When a company generates deficits, it does not pay taxes. It may postpone its deficits. As part of a group, various operations can permit the optimization of the management of deficits. Experienced French lawyers in tax law or business law can advise you in choosing the appropriate solutions to your situation that most often result in success.
If a financially unstable company is owned by more than 95%, it is possible to consider tax consolidation. This will enact deficits based on the profits of the entire group. The lawyer can analyze your situation to see if all of the potential tax consolidation has been explored.
In France, when the conditions for integration are not met, the merger may not be the best solution. As part of a merger, it is usually the recipient company that absorbs the company’s loss. Deficits are lost unless the company satisfies the conditions enabling him to obtain approval. To avoid being confronted with a rejection during the approval process, it may be wise to conduct a reverse merger.
During this process, the company absorbs the loss payee. This mechanism keeps the deficit at bay. This is possible only if the activity of the company is maintained and static. On March 21, 1986, the State Council argued that the meaning of the merger was loose. However, this freedom is not whole: the choice should not be determined purely by tax reasons under pain of falling under the ambit of the legislation on abuse of rights. It is therefore necessary to consult a legal professional to determine if the operation can be performed safely.
The merger may also be useful in the context of a takeover through a holding company. The holding company borrows to buy the social rights of the target company. The holding company, the structural deficit maker, pays its debt through dividends from the target company. To facilitate this reimbursement, it is possible to combine the target and the holding company so that it has surplus amount of the target. Again, there are risks of abuse. This operation must be performed by a lawyer.

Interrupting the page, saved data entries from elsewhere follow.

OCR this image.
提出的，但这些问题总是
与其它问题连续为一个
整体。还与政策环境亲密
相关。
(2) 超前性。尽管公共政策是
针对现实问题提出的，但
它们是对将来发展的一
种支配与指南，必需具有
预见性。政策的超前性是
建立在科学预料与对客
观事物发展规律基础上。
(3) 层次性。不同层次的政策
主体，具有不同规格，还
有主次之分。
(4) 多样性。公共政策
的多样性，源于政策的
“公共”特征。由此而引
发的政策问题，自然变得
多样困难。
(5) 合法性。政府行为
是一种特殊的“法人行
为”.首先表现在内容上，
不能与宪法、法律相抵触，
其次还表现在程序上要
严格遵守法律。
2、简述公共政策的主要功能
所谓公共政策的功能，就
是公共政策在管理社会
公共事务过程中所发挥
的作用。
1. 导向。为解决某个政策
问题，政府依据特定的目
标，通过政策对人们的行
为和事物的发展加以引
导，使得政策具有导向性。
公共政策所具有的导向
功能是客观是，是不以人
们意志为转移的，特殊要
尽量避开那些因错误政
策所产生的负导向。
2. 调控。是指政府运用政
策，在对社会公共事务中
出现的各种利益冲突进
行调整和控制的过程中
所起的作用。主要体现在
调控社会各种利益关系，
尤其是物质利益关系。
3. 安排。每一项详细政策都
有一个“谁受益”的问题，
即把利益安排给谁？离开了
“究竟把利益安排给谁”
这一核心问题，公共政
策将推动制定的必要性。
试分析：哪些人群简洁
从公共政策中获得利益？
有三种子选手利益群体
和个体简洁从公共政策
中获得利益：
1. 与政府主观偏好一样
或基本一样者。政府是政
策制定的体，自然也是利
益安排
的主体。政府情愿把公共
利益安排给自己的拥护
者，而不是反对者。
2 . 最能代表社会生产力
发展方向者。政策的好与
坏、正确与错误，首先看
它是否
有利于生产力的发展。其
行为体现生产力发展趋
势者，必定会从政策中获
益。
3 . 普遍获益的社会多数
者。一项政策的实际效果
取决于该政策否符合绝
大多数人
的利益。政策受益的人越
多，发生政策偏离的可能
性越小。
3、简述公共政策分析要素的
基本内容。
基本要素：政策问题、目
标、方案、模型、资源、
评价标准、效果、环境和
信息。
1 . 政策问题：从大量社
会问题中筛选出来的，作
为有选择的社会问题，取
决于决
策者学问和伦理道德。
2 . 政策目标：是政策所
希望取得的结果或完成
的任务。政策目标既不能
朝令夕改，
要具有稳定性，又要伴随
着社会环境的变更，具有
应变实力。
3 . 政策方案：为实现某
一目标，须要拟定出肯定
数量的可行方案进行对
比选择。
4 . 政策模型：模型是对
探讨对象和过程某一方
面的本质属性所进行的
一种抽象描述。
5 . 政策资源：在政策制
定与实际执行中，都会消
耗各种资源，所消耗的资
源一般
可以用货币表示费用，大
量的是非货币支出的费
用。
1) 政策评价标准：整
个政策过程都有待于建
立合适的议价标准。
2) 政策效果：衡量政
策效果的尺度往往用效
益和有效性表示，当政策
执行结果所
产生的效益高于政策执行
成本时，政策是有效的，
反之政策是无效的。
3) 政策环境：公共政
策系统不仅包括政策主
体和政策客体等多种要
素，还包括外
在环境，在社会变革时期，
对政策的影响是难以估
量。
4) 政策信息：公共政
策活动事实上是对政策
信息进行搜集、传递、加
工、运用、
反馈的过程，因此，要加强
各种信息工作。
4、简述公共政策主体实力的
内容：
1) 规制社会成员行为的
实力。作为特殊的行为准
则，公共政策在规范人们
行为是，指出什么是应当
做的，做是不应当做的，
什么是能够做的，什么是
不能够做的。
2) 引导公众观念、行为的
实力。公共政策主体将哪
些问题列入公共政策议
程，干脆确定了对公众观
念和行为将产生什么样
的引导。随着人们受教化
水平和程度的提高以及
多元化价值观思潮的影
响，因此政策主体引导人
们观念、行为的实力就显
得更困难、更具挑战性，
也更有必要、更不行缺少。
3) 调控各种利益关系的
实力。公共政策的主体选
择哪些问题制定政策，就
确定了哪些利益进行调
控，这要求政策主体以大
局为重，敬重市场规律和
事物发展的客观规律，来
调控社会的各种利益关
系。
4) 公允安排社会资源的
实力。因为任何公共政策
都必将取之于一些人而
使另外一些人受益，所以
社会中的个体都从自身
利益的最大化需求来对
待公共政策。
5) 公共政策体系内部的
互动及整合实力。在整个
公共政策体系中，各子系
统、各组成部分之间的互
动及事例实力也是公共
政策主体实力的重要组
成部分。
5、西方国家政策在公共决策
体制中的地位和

A third mechanism may be used: lease management. The loss company becomes the landlord and a group company becomes the tenant-manager. The latter will pay royalties deductible results. The loss making company, which becomes the lessor, will receive the royalties but will not pay taxes because of the existence of deficits.
Finally, we can consider transforming company deficient CNS to practice a de facto tax consolidation (the deficit of partnerships directly with their partners). But this mechanism is limited in scope since it is necessary that the CNS remains a social form that suits the company's business loss as a candidate for transformation. Do not, under any circumstances make a purely artificial transformation. Here, there is a problem of limited liability ...
All these mechanisms are of real value for deficits. But they must be pursued with caution. The presence of a French business law firm with extensive experience is therefore essential to ensure the validity of the transaction and avoidance of penalties incurred on the grounds of abuse of rights.